Conservative Query and Adaptive Regularization for Offline RL Under Uncertainty Estimation

Lirong zhou, Qin-Wen Luo, Sheng-Jun Huang

Published: 07 Sept 2025, Last Modified: 19 Dec 2025ECAI 2025EveryoneCC BY-NC 4.0

Abstract: Offline reinforcement learning (RL) aims to learn an effective policy from a static dataset, but the achievable performance is fundamentally limited by the coverage of the dataset. The action preference query mechanism leverages expert feedback without requiring environment interaction, enabling performance improvements during offline training while avoiding the cost and risks associated with online fine-tuning. However, existing methods still face significant challenges, both in designing helpful query strategies and in efficiently exploiting the collected preferences.

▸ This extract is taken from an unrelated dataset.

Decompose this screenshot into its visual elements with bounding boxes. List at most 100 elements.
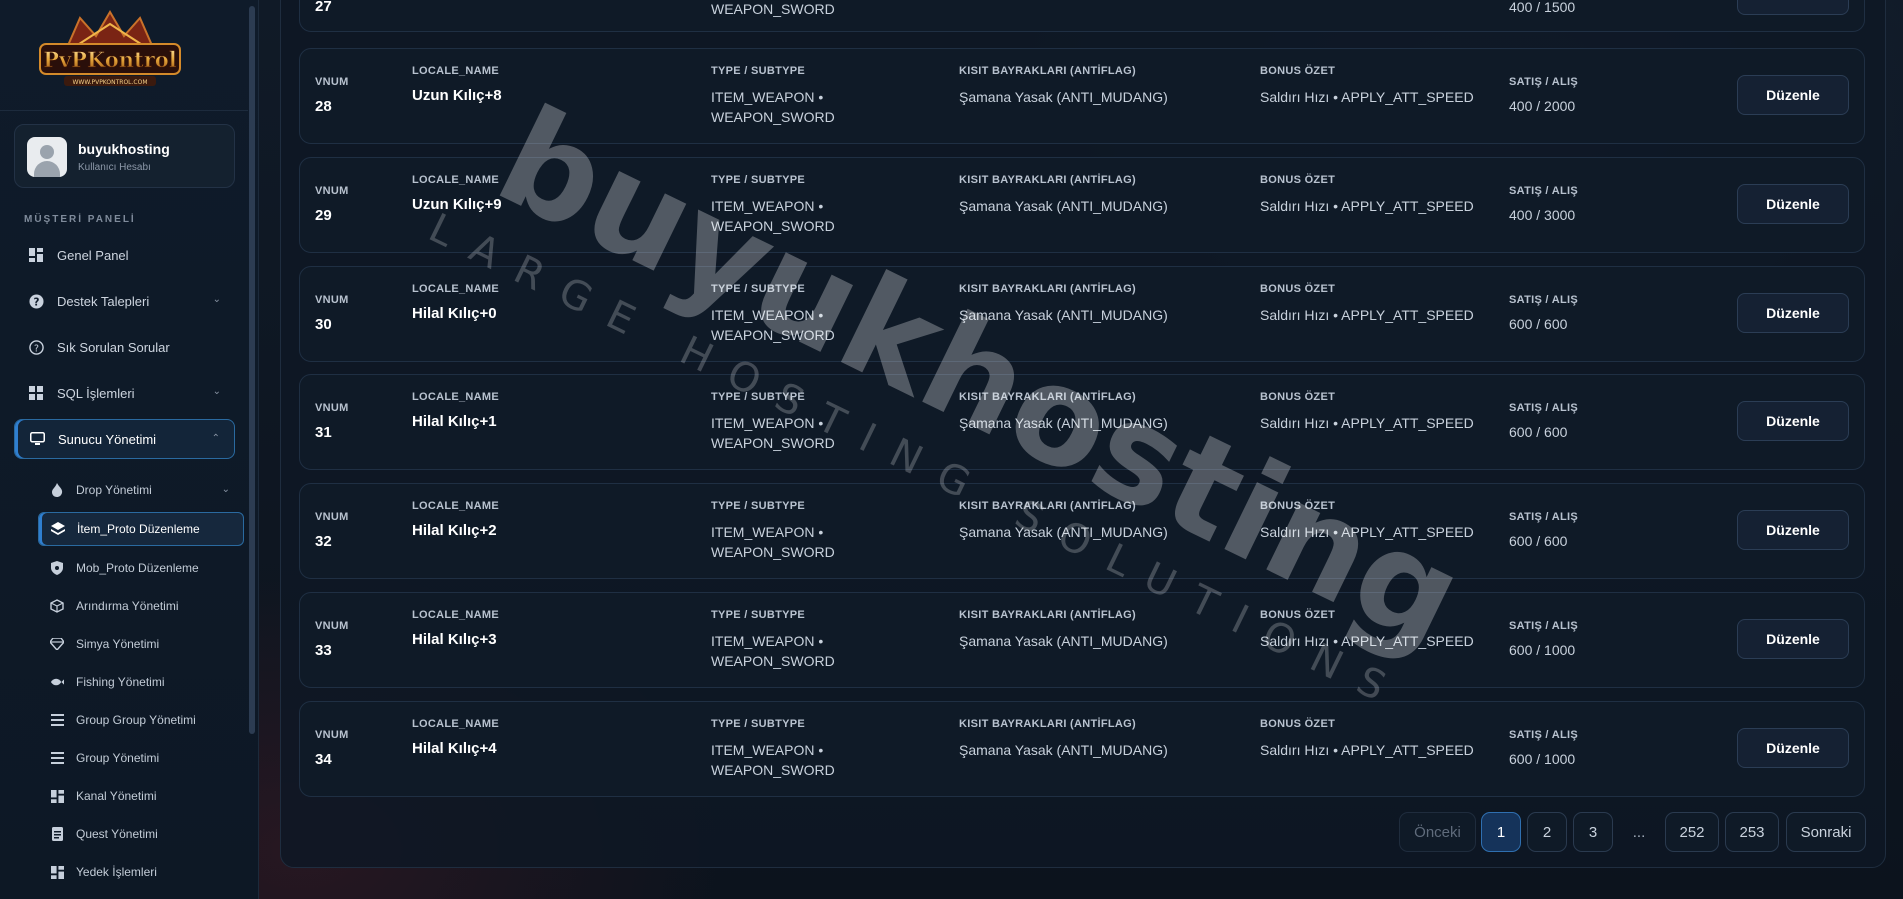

Current approaches typically select queries based solely on the distance between policy actions and dataset actions, and apply naive constraints that compel the policy to remain close to the queried preferences. Such strategies often lead to unstable and inefficient policy updates, and pose challenges for integration with value regularization methods. To address these issues, we propose conservative query and adaptive regularization under uncertainty estimation, a novel and lightweight framework that jointly tackles both the challenges of the preference query and exploitation. Specifically, we first employ the Morse neural network to quantify the uncertainty of the given action relative to the dataset. To facilitate helpful queries, we introduce the uncertainty-driven conservative query mechanism that leverages uncertainty estimation to selectively query actions near the dataset to preserve the stability of Bellman updates. For more effective preference exploitation, we propose the uncertainty-aware adaptive regularization to dynamically modulates the strength of data-level constraints based on the uncertainty of policy actions, enabling the policy to benefit from reliable Bellman updates. We integrate our framework with CQL and perform extensive experiments on the D4RL benchmark. The results demonstrate that our method achieves superior or competitive performance across various tasks.